Une large part de l'entretien courant est accessible à un propriétaire soigneux. La limite se situe là où l'intervention devient dangereuse, destructive ou nécessite des mesures instrumentées.
| À faire soi-même | À contrôler avec un professionnel |
|---|---|
| Observation visuelle et photos datées | Recherche de fuite non destructive |
| Nettoyage des zones accessibles en sécurité | Toiture non accessible ou en pente forte |
| Nettoyage des bouches de VMC et entrées d'air | Contrôle de débits et bilan de ventilation |
| Contrôle et reprise des joints sanitaires | Infiltration complexe ou origine incertaine |
| Relevé du compteur d'eau | Mesures d'humidité dans les matériaux |
| Suivi de l'évolution des fissures | Diagnostic technique du bâti fissuré |
| Nettoyage de caniveaux et regards accessibles | Réseaux enterrés, hydrocurage, assainissement |
| Test des détecteurs de fumée | Installation électrique, chaudière, conduits |
Sécurité d'abord : pas d'intervention en toiture sans dispositif adapté, pas de manipulation d'installation électrique sous tension, pas d'accès à un regard ou une fosse sans précaution (risque de chute et d'atmosphère confinée).
Calendrier d'entretien maison mois par mois
Cette répartition saisonnière n'a rien d'obligatoire : elle sert simplement à étaler les contrôles sur l'année et à profiter des bonnes conditions météo.
| Saison | Contrôles prioritaires |
|---|---|
| Printemps | Façade et fissures, terrasses, abords, pente du terrain, drainage et regards après les pluies d'hiver. |
| Été | Toiture et zingueries, menuiseries et joints, travaux préventifs, contrôle de la ventilation. |
| Automne | Gouttières et chéneaux, feuilles, caniveaux, regards et réseaux d'eaux pluviales avant la saison humide. |
| Hiver | Surveillance de la condensation, chauffage et ventilation, observation des murs pendant les fortes pluies. |
Combien coûte le manque d'entretien d'une maison ?

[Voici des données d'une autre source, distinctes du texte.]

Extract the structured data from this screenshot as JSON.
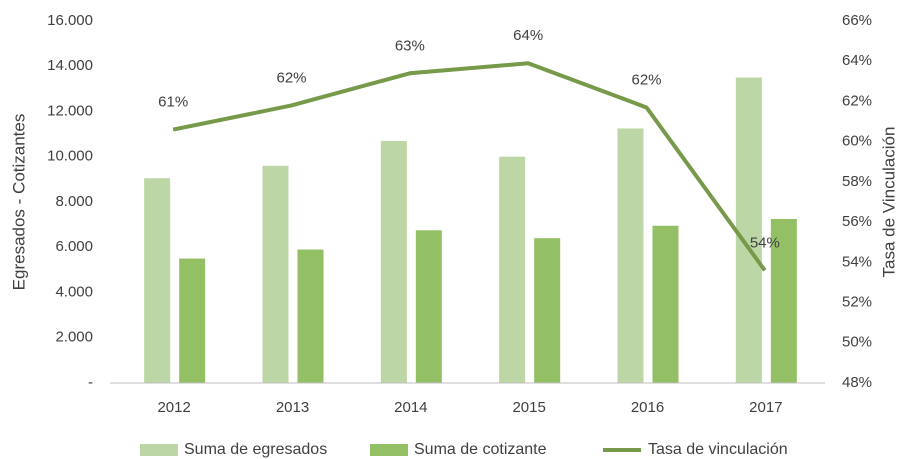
{
  "chart_data": {
    "type": "bar-line",
    "categories": [
      "2012",
      "2013",
      "2014",
      "2015",
      "2016",
      "2017"
    ],
    "ylabel": "Egresados - Cotizantes",
    "y2label": "Tasa de Vinculación",
    "ylim": [
      0,
      16000
    ],
    "yticks": [
      {
        "value": 0,
        "label": "-"
      },
      {
        "value": 2000,
        "label": "2.000"
      },
      {
        "value": 4000,
        "label": "4.000"
      },
      {
        "value": 6000,
        "label": "6.000"
      },
      {
        "value": 8000,
        "label": "8.000"
      },
      {
        "value": 10000,
        "label": "10.000"
      },
      {
        "value": 12000,
        "label": "12.000"
      },
      {
        "value": 14000,
        "label": "14.000"
      },
      {
        "value": 16000,
        "label": "16.000"
      }
    ],
    "y2lim": [
      48,
      66
    ],
    "y2ticks": [
      {
        "value": 48,
        "label": "48%"
      },
      {
        "value": 50,
        "label": "50%"
      },
      {
        "value": 52,
        "label": "52%"
      },
      {
        "value": 54,
        "label": "54%"
      },
      {
        "value": 56,
        "label": "56%"
      },
      {
        "value": 58,
        "label": "58%"
      },
      {
        "value": 60,
        "label": "60%"
      },
      {
        "value": 62,
        "label": "62%"
      },
      {
        "value": 64,
        "label": "64%"
      },
      {
        "value": 66,
        "label": "66%"
      }
    ],
    "series": [
      {
        "name": "Suma de egresados",
        "type": "bar",
        "color": "#bdd6a5",
        "values": [
          9050,
          9600,
          10700,
          10000,
          11250,
          13500
        ]
      },
      {
        "name": "Suma de cotizante",
        "type": "bar",
        "color": "#93bf65",
        "values": [
          5500,
          5900,
          6750,
          6400,
          6950,
          7250
        ]
      },
      {
        "name": "Tasa de vinculación",
        "type": "line",
        "axis": "y2",
        "color": "#76994a",
        "values": [
          60.6,
          61.8,
          63.4,
          63.9,
          61.7,
          53.6
        ],
        "value_labels": [
          "61%",
          "62%",
          "63%",
          "64%",
          "62%",
          "54%"
        ]
      }
    ],
    "legend": "bottom"
  }
}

Il n'existe pas de chiffre universel, et se fier à des statistiques approximatives n'aide personne. Ce qui est observable en revanche, c'est l'effet cumulatif : un petit défaut non traité devient une entrée d'eau ; l'eau sature les matériaux ; les matériaux humides développent des moisissures ; les revêtements se dégradent ; il faut alors sécher, parfois déposer, puis refaire.
À chaque étape franchie, le nombre d'intervenants et la durée du chantier augmentent. Le nettoyage d'un chéneau ou la reprise d'un joint restent, dans tous les cas de figure, sans commune mesure avec la remise en état d'une pièce après un sinistre — sans compter le temps, la gêne et les échanges avec l'assurance.
Ce qu'il faut retenir
- Un contrôle annuel structuré vaut mieux qu'une intervention lourde tous les dix ans.
- L'eau suit toujours un chemin : couverture, réseaux, façade, sol. Entretenir, c'est garder ce chemin dégagé vers l'extérieur.
- Devant un signe d'humidité, la première dépense utile est l'identification de la cause.
- Aucune finition ne doit être refaite avant contrôle de l'humidité résiduelle des supports.